Commenting on the visual world created by Artificial Intelligence, Aron Kitzig says, "The Internet is full of data of every possible type. Generative Adversarial Networks (GAN) are algorithms that, without setting specific goals, use the data produced by each of us every day in order to ‘learn’. You could also say that they (re)produce ‘ideas’ of objects. It is essential to explore how intellectual creations are linked to sensory experiences. That is what I will call here the 'feedback loop' or the game of ping-pong between sender and addressee, between machine and recipient, between music and image. GANs increase the figurative aspect to an unrecognisable extent by producing feasible compositions and textures that defy coherent explanation. These 'GAN images', already in use in recent works of art, can be understood in their vagueness as a perceptual process. Consequently, in this respect GANs offer a potential tool for art by making it possible to shape the essence of perceptual vagueness.”

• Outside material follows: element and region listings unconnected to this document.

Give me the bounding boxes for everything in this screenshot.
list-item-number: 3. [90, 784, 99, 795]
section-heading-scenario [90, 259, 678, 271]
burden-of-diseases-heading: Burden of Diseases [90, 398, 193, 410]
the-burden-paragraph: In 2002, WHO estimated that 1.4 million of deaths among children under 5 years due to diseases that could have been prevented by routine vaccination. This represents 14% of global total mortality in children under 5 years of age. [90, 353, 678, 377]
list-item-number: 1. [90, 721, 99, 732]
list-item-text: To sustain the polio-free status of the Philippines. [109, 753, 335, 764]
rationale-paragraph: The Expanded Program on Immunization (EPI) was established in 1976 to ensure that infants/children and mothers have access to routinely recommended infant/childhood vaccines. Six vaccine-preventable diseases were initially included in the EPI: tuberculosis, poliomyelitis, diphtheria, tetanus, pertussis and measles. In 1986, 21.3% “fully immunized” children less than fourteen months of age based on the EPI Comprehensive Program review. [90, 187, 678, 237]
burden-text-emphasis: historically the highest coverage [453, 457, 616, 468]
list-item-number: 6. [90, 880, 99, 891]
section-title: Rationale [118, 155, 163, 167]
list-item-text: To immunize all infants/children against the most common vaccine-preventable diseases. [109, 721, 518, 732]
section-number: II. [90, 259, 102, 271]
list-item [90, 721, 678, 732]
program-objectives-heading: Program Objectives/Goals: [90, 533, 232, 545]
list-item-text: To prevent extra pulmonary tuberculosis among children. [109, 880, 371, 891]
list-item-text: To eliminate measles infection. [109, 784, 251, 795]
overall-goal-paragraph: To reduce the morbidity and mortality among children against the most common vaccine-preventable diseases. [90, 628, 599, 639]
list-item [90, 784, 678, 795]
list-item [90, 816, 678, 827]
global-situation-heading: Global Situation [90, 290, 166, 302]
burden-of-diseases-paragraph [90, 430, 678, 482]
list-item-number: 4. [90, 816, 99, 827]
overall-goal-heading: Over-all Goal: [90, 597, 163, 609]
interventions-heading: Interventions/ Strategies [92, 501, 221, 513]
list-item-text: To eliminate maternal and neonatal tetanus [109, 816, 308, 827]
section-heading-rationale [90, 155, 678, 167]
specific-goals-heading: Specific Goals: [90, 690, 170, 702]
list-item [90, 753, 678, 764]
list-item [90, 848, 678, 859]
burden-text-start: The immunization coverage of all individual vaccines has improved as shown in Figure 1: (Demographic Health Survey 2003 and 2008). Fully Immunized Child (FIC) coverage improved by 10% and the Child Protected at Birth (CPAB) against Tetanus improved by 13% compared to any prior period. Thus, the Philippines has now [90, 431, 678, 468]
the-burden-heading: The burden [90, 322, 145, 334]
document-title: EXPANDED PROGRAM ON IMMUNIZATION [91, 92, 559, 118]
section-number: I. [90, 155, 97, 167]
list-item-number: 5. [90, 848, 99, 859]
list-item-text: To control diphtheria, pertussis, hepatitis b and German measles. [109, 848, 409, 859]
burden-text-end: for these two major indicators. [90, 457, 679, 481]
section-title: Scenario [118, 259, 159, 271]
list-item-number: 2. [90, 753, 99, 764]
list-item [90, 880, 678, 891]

The planned work is radical in its intention of exploring an art form which is neither concert nor video nor primarily theatrical. The point is not to illustrate the music, or to underlay or overlay the video with music, but to create of a new area for perception. According to Aron Kitzig, "The GAN brings our fragments of memory to the surface and links them together into a new narrative. The most exciting artistic issue is not the aesthetic configuration of the objects created by GANs, but the observer’s sensory recognition within the digital space and the expansion of our perception through our interaction with these objects. 'Natural perception' and its conditions are what phenomenology declares to be the norm. These conditions are existential coordinates that define the manner in which the observer is 'anchored' in the world, their sense of being in the world, an opening to the world expressed as 'all awareness is awareness of something'. Accordingly, in my work the perceived or actual motion is certainly not meant in the sense of an 'idea' that is visualised in matter. It is meant as a form of recognition that organizes the field of perception according to an intentional awareness."
In the second part of the project, a stage version will be based on this material, but with the relationship between the visual and musical media reversed, as it were. Here the visual component will be integrated into a live on-stage presentation, thus expanding considerably the concert experience through the inclusion of contemporary processes of visual reception. The planning for the second part, which has yet to be finalised, may employ a large number of screens distributed throughout the stage area. These would follow a centrally controlled choreography, with the ensemble of musicians placed behind the audience. Also possible is a video projection onto a translucent surface behind which the orchestra is placed. In any case, cultural habits will be called into question and the concert ritual altered in two provocative ways: on one hand, simply by the displacement of the music from the stage (which corresponds to the partial concealment of the concert images by other video material in the first part of the project) and on the other by the audience’s confrontation with a stage event employing material generated by Artificial Intelligence. Thus the combination of Mahler’s music with a visualisation of the aesthetic possibilities of the Internet age reaffirms freedom as the essence of all cultural activity.
The following musicians are collaborating with Sylvain Cambreling and the Hamburg Symphony Orchestra to create the musical collage: Nicholas Angelich, Martha Argerich, Jean-Efflam Bavouzet, Daniel Behle, Julia Kleiter, Andrei Ioniţă, David Orlowsky, and Michael Volle.